A quina escolhida pela obra é, ao mesmo tempo, mais genérica que o cubo branco e mais específica — qualquer tipo de arquitetura, quaisquer duas paredes perpendiculares, mas com qualidades específicas e não idealizadas, com luz natural recaindo sobre elas de forma única a cada momento. Essa quina de variação sem fim contrasta com a arquetípica e hermeticamente fechada galeria cubo branco. (No texto clássico sobre o assunto, Brian O’Doherty3 escreve sobre tais espaços: “O mundo exterior não deve entrar, por isso as janelas costumam ser retiradas”.)

Nas exposições online, não existe um padrão real de arquitetura. O cubo branco continua a assombrar tais projetos como uma referência idealizada: ela pode ser replicada enquanto uma simulação, como na Chrystal Gallery de Timur Si-Qin; ela pode abrigar vernissages ou eventos em rede, como na próxima Wrong bienal; ela pode estar presente em documentações online. No entanto, exposições online devem propor sua própria estrutura e arquitetura, sem precisar se rebelar contra tal padrão. Criar tal exposição implica dar certa forma e ordem a um conjunto de experiências e de relações acessado por meio da rede.

Em Redirección, essa estrutura é a seguinte: nove obras são apresentadas individualmente, apenas disponíveis por um período de tempo limitado, via aarea.co e simultaneamente em 45SNA.com, e em mais um site integrado ao 45SNA.com durante o período da exposição. A obra de Fajardo é a oitava das nove comissões que se alternarão. Cada uma das obras que vi até agora assumiu esse tema de maneiras bastante distintas, mas a maioria lidou de algum modo com a questão do tempo e como essa questão é mediada pela rede. Having Someone’s Birthday Party de Yoshinori Niwa apresenta uma série de vídeos de festas de aniversário provenientes do YouTube que coincidem com qualquer data a que se tenha acesso à obra.

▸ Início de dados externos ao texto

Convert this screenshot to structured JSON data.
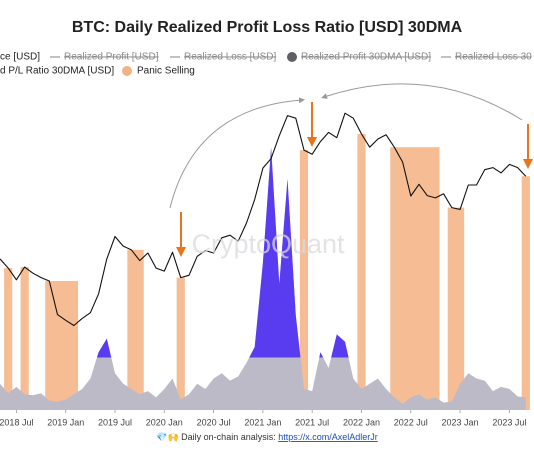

Cuerpo Celeste de Aline Motta e Rafael Galante foi uma espécie de relógio e poema interativo baseado no cosmograma de Bakongo, um símbolo da cultura do Congo que tem desempenhado um papel importante na cultura e espiritualidade popular brasileira. Cine continuado de Iván Candeo criou um filme-colagem em múltiplas janelas simultâneas por meio do qual ofereceu uma espécie de visão caleidoscópica da história da Colômbia. (Cabe lembrar que esse último trabalho foi também uma utilização impressionante do API4 do YouTube para criar experiências multilineares.)

A passagem do tempo é tematizada nas obras e na estrutura curatorial da Redirección. É tornado palpável, material e específico. Isso contrasta com a função típica do tempo na internet, onde um mito de acesso 24/7 (24 horas por dia, 7 dias por semana) é sempre cuidadosamente mantido, apenas para ser interrompido de modo chocante pela obsolescência, falência e falha infraestrutural. Crucialmente, contudo, também contrasta com a função do tempo no cubo branco de O’Doherty, onde a arte deveria existir “numa espécie de eternidade de exibição, e embora existam muitos ‘períodos’ (moderno tardio), não há tempo. Essa eternidade dá à galeria um estatuto similar ao limbo; é preciso já ter morrido para se encontrar por lá”. Da mesma forma, seria possível contra-argumentar que a mitologia da internet também visa garantir a si própria uma espécie de estatuto similar ao limbo: intocável às vicissitudes do lugar ou do tempo, uma nuvem imaterial.

A luz mutável que recai na quina comum de uma sala, sendo transmitida ao vivo na obra de Fajardo, pode ser lida, talvez, como uma reflexão sobre a passagem do tempo na exposição online e na internet. Ao contrário de uma exibição eterna, acessível apenas a espíritos idealizados e sem corpos, ela é uma estrutura altamente contingente que permite a cada momento se manifestar de forma única, antes de dar lugar ao próximo.